Fig. 2. IL-1β induced-miR-18a accelerates OA progression by promoting chondrocyte hypertrophy.

a Pellet cultures of MSCs expressing vector or miR-18a were induced to undergo chondrogenesis for 14 days and then induced for hypertrophic differentiation for another 14 days.
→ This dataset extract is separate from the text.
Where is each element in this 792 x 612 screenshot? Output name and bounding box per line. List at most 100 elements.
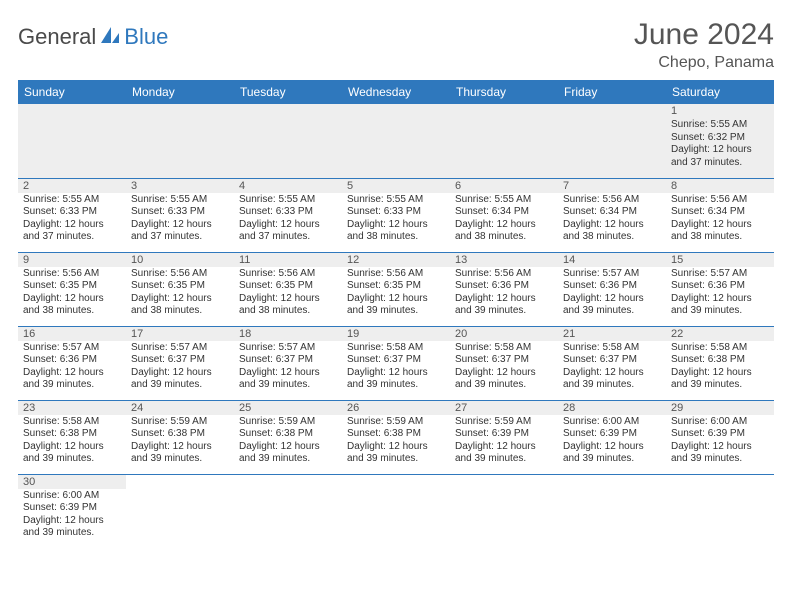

Gross appearance, HE staining, and Alcian blue staining were evaluated. b, c WB b and qRT-PCR c to assess the expression of chondrocyte hypertrophy-related genes when miR-18a was ectopic expressed. d The effect of antagomir of miR-18a (Anta) on hypertrophy of chondrifying MSCs was assessed. e, f Expression of chondrocyte hypertrophy-related genes were determined by WB e and qRT-PCR f in AC and SW1353 cells transfected with inhibitor of miR-18a. g qRT-PCR shows miR-18a level in both injured cartilage and the corresponding paired unaffected cartilage. h The effect of miR-18a antagomir on IL-1β-enhanced hypertrophy of chondrifying MSCs was assessed. i, j Protein i and mRNA j levels of hypertrophy-related genes were analyzed in chondrocytes in response to IL-1β with or without inhibition of miR-18a. k qRT-PCR shows the effect of miR-18a ectopic expression on chondrocyte hypertrophy in cells treated with either AS101 or JSH23. l Expression of IL-1β, miR-18a, and RUNX2 were analyzed in injured cartilage and corresponding unaffected cartilage from OA patients. Scale bar in images of gross appearance in a, d, and h: 1 mm; other scale bars: 200 μm. Data in c, f, and j are presented as mean ± SD. *P < 0.05.